Me: It bit me on my mole. Of course it looks bad.
Joseph: It happens all the time.

Basically, Joseph didn't change his tone, he stayed calm and even and half asleep through the whole exchange while I alternated between hysterical and relieved. And, nothing has happened to me because of the bite, although I was hoping for some bizarre unknown-till-now-inherent-jellyfish-medicinal-properties to manifest themselves and take away my back pain. No dice; back to yoga and ibuprofen.

We caught the bus back to Jerusalem at 8:05pm after a lovely picnic on the windy, chilly, almost deserted beach. Ok, a little sidenote: Tel Aviv's Central Bus Station is one of the creepiest places I've ever been. Seven stinky floors, a maze that the most intelligent rat would have a hard time navigating, some of the worst shopping ever, and uninspiring security. I much prefer Jerusalem's Central Bus Station: clean, secure, a great bookstore - really, what else does one need in a bus station if not a great bookstore?
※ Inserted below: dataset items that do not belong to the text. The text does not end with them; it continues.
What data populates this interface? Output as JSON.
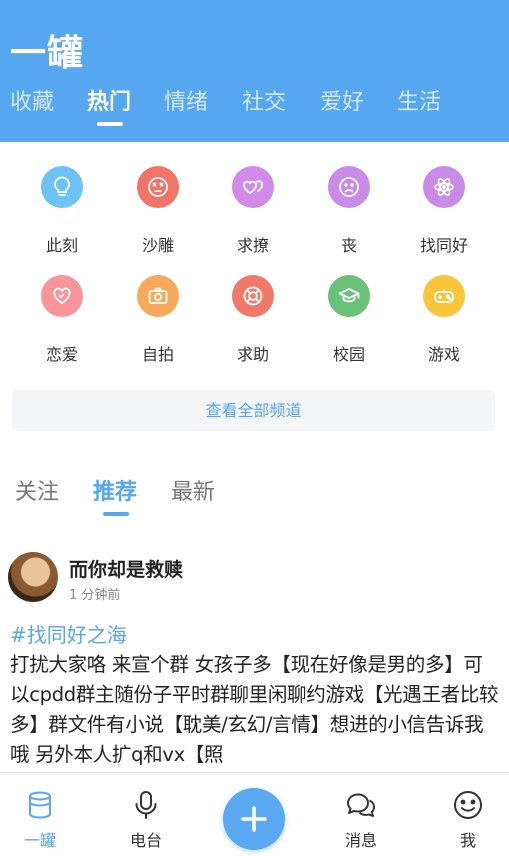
{
  "app": {
    "title": "一罐"
  },
  "top_tabs": [
    {
      "label": "收藏",
      "active": false
    },
    {
      "label": "热门",
      "active": true
    },
    {
      "label": "情绪",
      "active": false
    },
    {
      "label": "社交",
      "active": false
    },
    {
      "label": "爱好",
      "active": false
    },
    {
      "label": "生活",
      "active": false
    }
  ],
  "channels": [
    {
      "label": "此刻",
      "icon": "lightbulb-icon",
      "color": "#6cc3f5"
    },
    {
      "label": "沙雕",
      "icon": "dizzy-face-icon",
      "color": "#f17466"
    },
    {
      "label": "求撩",
      "icon": "hearts-icon",
      "color": "#d08ae8"
    },
    {
      "label": "丧",
      "icon": "sad-face-icon",
      "color": "#c98ae8"
    },
    {
      "label": "找同好",
      "icon": "atom-icon",
      "color": "#c98ae8"
    },
    {
      "label": "恋爱",
      "icon": "heart-icon",
      "color": "#f7959a"
    },
    {
      "label": "自拍",
      "icon": "camera-icon",
      "color": "#f8a95c"
    },
    {
      "label": "求助",
      "icon": "lifebuoy-icon",
      "color": "#f07a6a"
    },
    {
      "label": "校园",
      "icon": "graduation-cap-icon",
      "color": "#6cc179"
    },
    {
      "label": "游戏",
      "icon": "gamepad-icon",
      "color": "#f7c43a"
    }
  ],
  "view_all": "查看全部频道",
  "feed_tabs": [
    {
      "label": "关注",
      "active": false
    },
    {
      "label": "推荐",
      "active": true
    },
    {
      "label": "最新",
      "active": false
    }
  ],
  "post": {
    "author": "而你却是救赎",
    "time": "1 分钟前",
    "hashtag": "#找同好之海",
    "body": "打扰大家咯 来宣个群 女孩子多【现在好像是男的多】可以cpdd群主随份子平时群聊里闲聊约游戏【光遇王者比较多】群文件有小说【耽美/玄幻/言情】想进的小信告诉我哦 另外本人扩q和vx【照"
  },
  "bottom_nav": [
    {
      "label": "一罐",
      "icon": "jar-icon",
      "active": true
    },
    {
      "label": "电台",
      "icon": "microphone-icon",
      "active": false
    },
    {
      "label": "消息",
      "icon": "chat-bubbles-icon",
      "active": false
    },
    {
      "label": "我",
      "icon": "smiley-icon",
      "active": false
    }
  ],
  "colors": {
    "accent": "#56a6f0",
    "header_bg": "#56a6f0"
  }
}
Yesterday, Mary and her brother David came for dinner. I was very excited to cook for them but my back was not. Yes, I realize that the suckiness caused by my achey back is a whiney theme in this post. Anyway, Peter and Joseph did the honours and dinner was fantastic: spicy curry with rice, salad with blue cheese and a balsamic dressing, a bottle of Merlot and a bottle of Shiraz, and burekas and coffee for dessert. We had a great time, and after the festivities Mary rubbed eucalyptus linament into my back and I think that's what really helped on my road to recovery - plus, she said a very nice prayer to help speed the healing.
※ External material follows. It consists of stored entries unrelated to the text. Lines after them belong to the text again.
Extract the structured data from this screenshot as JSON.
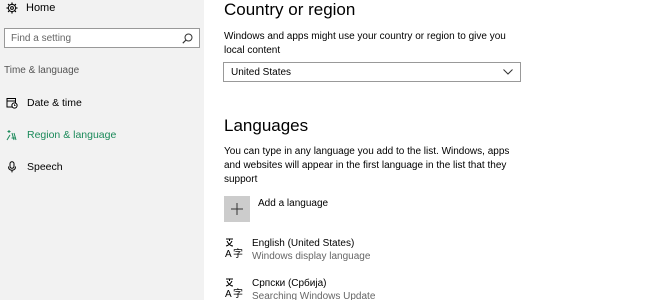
{
  "sidebar": {
    "home_label": "Home",
    "search_placeholder": "Find a setting",
    "section_label": "Time & language",
    "items": [
      {
        "label": "Date & time",
        "icon": "calendar-icon",
        "active": false
      },
      {
        "label": "Region & language",
        "icon": "globe-person-icon",
        "active": true
      },
      {
        "label": "Speech",
        "icon": "microphone-icon",
        "active": false
      }
    ]
  },
  "main": {
    "country_heading": "Country or region",
    "country_description": "Windows and apps might use your country or region to give you local content",
    "country_value": "United States",
    "languages_heading": "Languages",
    "languages_description": "You can type in any language you add to the list. Windows, apps and websites will appear in the first language in the list that they support",
    "add_language_label": "Add a language",
    "languages": [
      {
        "name": "English (United States)",
        "status": "Windows display language"
      },
      {
        "name": "Српски (Србија)",
        "status": "Searching Windows Update"
      }
    ]
  },
  "colors": {
    "accent": "#1b8a5a",
    "sidebar_bg": "#f2f2f2",
    "add_button_bg": "#cccccc"
  }
}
And now, dear readers, I do have to pack. I'm expecting Tam's skype call in 6 minutes and plan on calling my grandmother to wish her an early happy birthday. Then, I have to call a sherut and hope that they can come and get me around 3am this morning so that I can catch my 7am flight to PARIS. (If I can't get a sherut I'll have to suck it up and pay for the taxi.) I'm quite sure I'll be able to find a funky internet cafe in Paris to give you updates of my adventures there with Jason, who I'm pretty sure is either strapped in to his trans-Atlantic flight or nearing boarding. A bientot, mes cheris!